Le righe di apertura suggeriscono una persona che non ha mai abbracciato completamente i propri desideri o potenzialità, rimanendo nelle 'secche' piuttosto che avventurarsi nel 'mare blu profondo' delle possibilità. Questo potrebbe essere interpretato come una metafora per vivere una vita sicura e mediocrità, evitando i rischi che derivano dal perseguire le proprie vere ambizioni. Le frasi ripetute 'Non vorresti mai che io comparissi' e 'Non vorresti mai che finisse' potrebbero implicare la paura di affrontare qualcosa, forse gli aspetti più oscuri di se stessi o le conseguenze delle proprie azioni.

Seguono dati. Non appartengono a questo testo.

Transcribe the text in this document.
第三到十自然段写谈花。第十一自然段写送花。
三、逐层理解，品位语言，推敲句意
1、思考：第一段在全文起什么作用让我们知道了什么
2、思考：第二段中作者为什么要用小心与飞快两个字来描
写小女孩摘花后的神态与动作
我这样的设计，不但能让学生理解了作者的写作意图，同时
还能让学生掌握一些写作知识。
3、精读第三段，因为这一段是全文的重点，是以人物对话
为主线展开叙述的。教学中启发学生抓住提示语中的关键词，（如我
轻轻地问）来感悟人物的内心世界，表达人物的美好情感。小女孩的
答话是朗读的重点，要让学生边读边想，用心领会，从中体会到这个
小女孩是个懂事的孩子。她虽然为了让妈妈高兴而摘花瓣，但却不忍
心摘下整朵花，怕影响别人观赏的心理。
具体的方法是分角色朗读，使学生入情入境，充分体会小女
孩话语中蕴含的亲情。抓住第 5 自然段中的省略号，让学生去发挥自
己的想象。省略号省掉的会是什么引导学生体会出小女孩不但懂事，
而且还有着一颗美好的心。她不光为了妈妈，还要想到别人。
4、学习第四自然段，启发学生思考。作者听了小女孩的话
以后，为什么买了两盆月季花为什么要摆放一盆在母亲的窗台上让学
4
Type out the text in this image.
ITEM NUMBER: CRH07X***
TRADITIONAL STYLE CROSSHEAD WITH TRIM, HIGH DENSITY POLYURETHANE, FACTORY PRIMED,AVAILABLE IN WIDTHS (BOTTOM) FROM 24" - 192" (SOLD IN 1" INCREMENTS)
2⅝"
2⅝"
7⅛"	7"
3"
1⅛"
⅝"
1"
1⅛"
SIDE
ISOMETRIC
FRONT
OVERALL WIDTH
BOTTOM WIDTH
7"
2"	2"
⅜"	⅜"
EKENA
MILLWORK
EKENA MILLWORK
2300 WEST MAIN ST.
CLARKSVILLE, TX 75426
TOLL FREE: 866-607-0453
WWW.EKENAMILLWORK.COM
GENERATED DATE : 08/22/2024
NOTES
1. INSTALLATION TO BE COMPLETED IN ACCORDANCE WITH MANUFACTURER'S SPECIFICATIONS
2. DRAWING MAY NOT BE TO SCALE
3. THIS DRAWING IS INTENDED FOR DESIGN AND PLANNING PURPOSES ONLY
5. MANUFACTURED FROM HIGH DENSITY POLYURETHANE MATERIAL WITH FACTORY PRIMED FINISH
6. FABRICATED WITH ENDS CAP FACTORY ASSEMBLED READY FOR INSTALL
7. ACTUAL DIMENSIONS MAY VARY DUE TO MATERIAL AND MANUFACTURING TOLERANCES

Il coro, con le sue vivide immagini di carne in decomposizione e delizie terrene, contrappone il decadimento fisico al decadimento spirituale o morale dell'individuo. La canzone suggerisce che mentre si può trovare piacere o conforto temporaneo ('delizia terrena'), c'è un marciume sottostante - una cattiva azione o una coscienza sporca - che non può essere annullato ('Ciò che hai fatto non puoi annullare'). I riferimenti a un 'padre all'inferno' e a una 'madre che salverebbe' evocano legami familiari e l'idea di redenzione o protezione, suggerendo una storia più profonda di eredità e salvezza. Nel complesso, 'Witch Image' dipinge un quadro dell'eterna lotta tra luce e oscurità nell'anima umana.